The Rooseveltian presidency
This was going to be a footnote in the dissertation and then it ballooned way out of control and is probably now too long to include. Ah, well. Here you go:
To speak only of the recent presidential campaigns, Bill Clinton and John McCain specifically named Roosevelt as a particular inspiration, while Ronald Reagan, Sarah Palin, and George W. Bush have all been figures absolutely drenched in Rooseveltian mythology; the ritual deployment of “the ranch” as a site for presidential performance (which Reagan pioneered and George W. Bush perfected) or the spectacle of Sarah Palin shooting wolves from a helicopter in Alaska are unmistakable throwbacks to Roosevelt, after almost a century of presidents whose public images have decidedly tended to be more urbane and urban. The centrality of this kind of rough frontier work to contemporary presidential personae, in other words, both stands in sharp contrast to the patrician figures of the mid and absolutely dominates the meaning of the presidency as it’s been established over more than the last two decades.
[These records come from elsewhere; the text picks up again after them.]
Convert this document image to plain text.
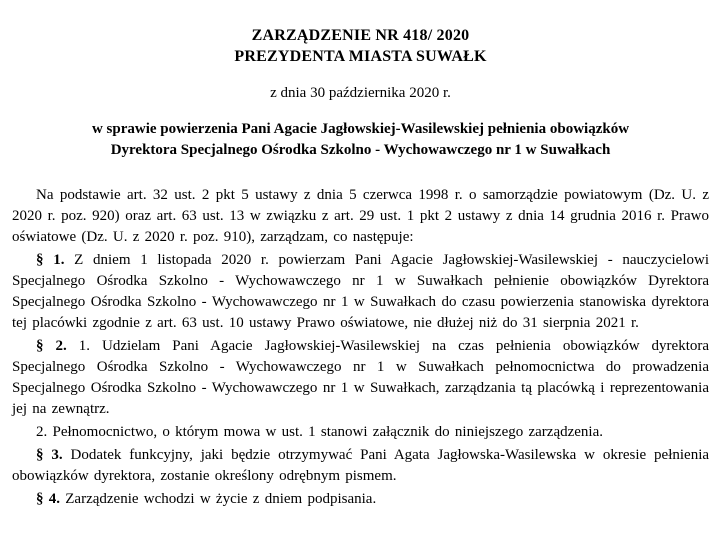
ZARZĄDZENIE NR 418/ 2020
PREZYDENTA MIASTA SUWAŁK
z dnia 30 października 2020 r.
w sprawie powierzenia Pani Agacie Jagłowskiej-Wasilewskiej pełnienia obowiązków
Dyrektora Specjalnego Ośrodka Szkolno - Wychowawczego nr 1 w Suwałkach

Na podstawie art. 32 ust. 2 pkt 5 ustawy z dnia 5 czerwca 1998 r. o samorządzie powiatowym (Dz. U. z 2020 r. poz. 920) oraz art. 63 ust. 13 w związku z art. 29 ust. 1 pkt 2 ustawy z dnia 14 grudnia 2016 r. Prawo oświatowe (Dz. U. z 2020 r. poz. 910), zarządzam, co następuje:

§ 1. Z dniem 1 listopada 2020 r. powierzam Pani Agacie Jagłowskiej-Wasilewskiej - nauczycielowi Specjalnego Ośrodka Szkolno - Wychowawczego nr 1 w Suwałkach pełnienie obowiązków Dyrektora Specjalnego Ośrodka Szkolno - Wychowawczego nr 1 w Suwałkach do czasu powierzenia stanowiska dyrektora tej placówki zgodnie z art. 63 ust. 10 ustawy Prawo oświatowe, nie dłużej niż do 31 sierpnia 2021 r.

§ 2. 1. Udzielam Pani Agacie Jagłowskiej-Wasilewskiej na czas pełnienia obowiązków dyrektora Specjalnego Ośrodka Szkolno - Wychowawczego nr 1 w Suwałkach pełnomocnictwa do prowadzenia Specjalnego Ośrodka Szkolno - Wychowawczego nr 1 w Suwałkach, zarządzania tą placówką i reprezentowania jej na zewnątrz.

2. Pełnomocnictwo, o którym mowa w ust. 1 stanowi załącznik do niniejszego zarządzenia.

§ 3. Dodatek funkcyjny, jaki będzie otrzymywać Pani Agata Jagłowska-Wasilewska w okresie pełnienia obowiązków dyrektora, zostanie określony odrębnym pismem.

§ 4. Zarządzenie wchodzi w życie z dniem podpisania.
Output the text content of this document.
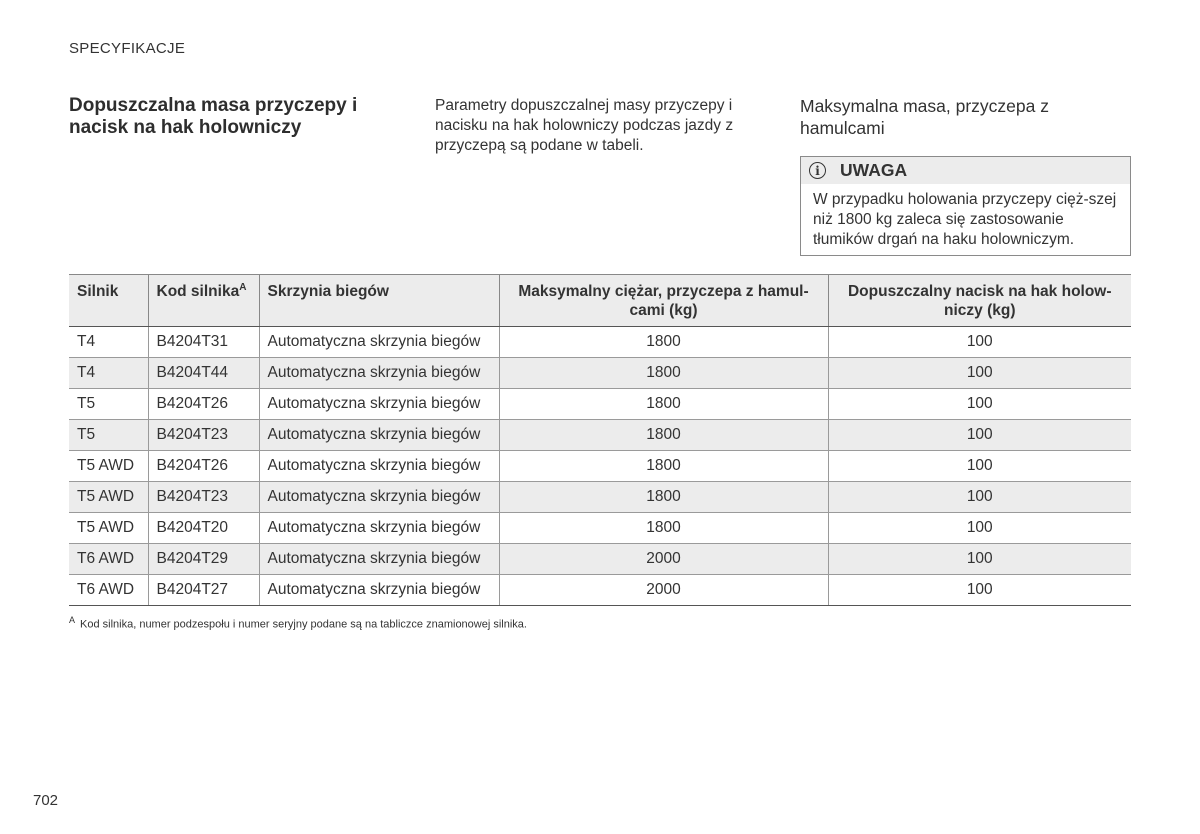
SPECYFIKACJE
Dopuszczalna masa przyczepy i nacisk na hak holowniczy
Parametry dopuszczalnej masy przyczepy i nacisku na hak holowniczy podczas jazdy z przyczepą są podane w tabeli.
Maksymalna masa, przyczepa z hamulcami
i	UWAGA
W przypadku holowania przyczepy cięż-szej niż 1800 kg zaleca się zastosowanie tłumików drgań na haku holowniczym.
Silnik	Kod silnika$^A$	Skrzynia biegów	Maksymalny ciężar, przyczepa z hamul-cami (kg)	Dopuszczalny nacisk na hak holow-niczy (kg)
T4	B4204T31	Automatyczna skrzynia biegów	1800	100
T4	B4204T44	Automatyczna skrzynia biegów	1800	100
T5	B4204T26	Automatyczna skrzynia biegów	1800	100
T5	B4204T23	Automatyczna skrzynia biegów	1800	100
T5 AWD	B4204T26	Automatyczna skrzynia biegów	1800	100
T5 AWD	B4204T23	Automatyczna skrzynia biegów	1800	100
T5 AWD	B4204T20	Automatyczna skrzynia biegów	1800	100
T6 AWD	B4204T29	Automatyczna skrzynia biegów	2000	100
T6 AWD	B4204T27	Automatyczna skrzynia biegów	2000	100
$^A$ Kod silnika, numer podzespołu i numer seryjny podane są na tabliczce znamionowej silnika.
702
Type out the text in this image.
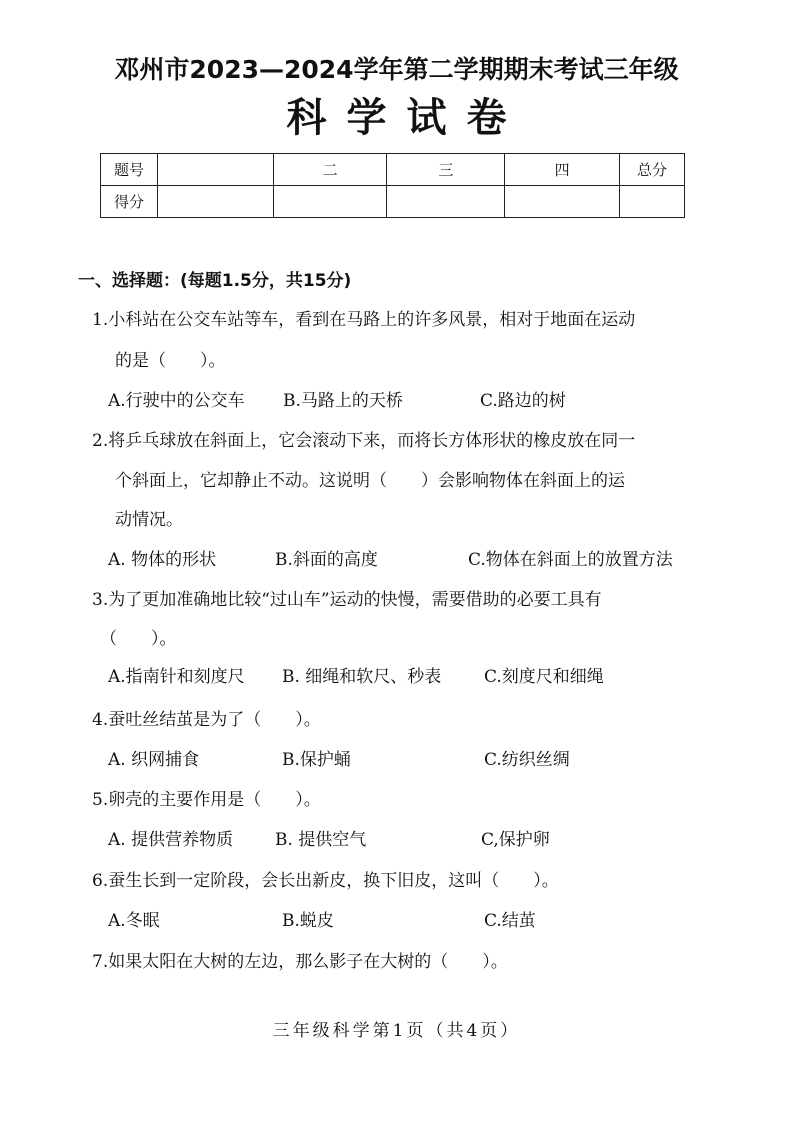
邓州市2023—2024学年第二学期期末考试三年级
科学试卷
题号		二	三	四	总分
得分					
一、选择题：(每题1.5分，共15分)
1.小科站在公交车站等车，看到在马路上的许多风景，相对于地面在运动
的是（　　）。
A.行驶中的公交车 B.马路上的天桥	C.路边的树
2.将乒乓球放在斜面上，它会滚动下来，而将长方体形状的橡皮放在同一
个斜面上，它却静止不动。这说明（　　）会影响物体在斜面上的运
动情况。
A. 物体的形状	B.斜面的高度	C.物体在斜面上的放置方法
3.为了更加准确地比较“过山车”运动的快慢，需要借助的必要工具有
（　　）。
A.指南针和刻度尺 B. 细绳和软尺、秒表	C.刻度尺和细绳
4.蚕吐丝结茧是为了（　　）。
A. 织网捕食	B.保护蛹	C.纺织丝绸
5.卵壳的主要作用是（　　）。
A. 提供营养物质 B. 提供空气	C,保护卵
6.蚕生长到一定阶段，会长出新皮，换下旧皮，这叫（　　）。
A.冬眠	B.蜕皮	C.结茧
7.如果太阳在大树的左边，那么影子在大树的（　　）。
三年级科学第1页（共4页）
Even if someone like Barack Obama is more generally seen as an inheritor of Roosevelt’s cousin Franklin’s legacy — to the extent that he is allowed to have any resemblance at all to a white president — the fact that FDR himself idolized his cousin means the influence is only once removed. And in any case, the most potent cultural conservative attack on Obama — as an elite, out of touch with real Americans — is the sort of failing that only makes sense if you begin with the presumption that a president should, like Theodore Roosevelt, be essentially a common person. The first president Bush faced this sort of critique as well, but though he was dogged by the accusation of being a “wimp” and a Connecticut patrician (and was defeated by a president with a distinctly common touch), Sidney Blumenthal reported that, on moving in, he re-decorated the White House to re-emphasize Teddy Roosevelt (replacing a portrait of Coolidge, for example, with the Rough Rider, and placing two sculptures of him in the Oval Office itself).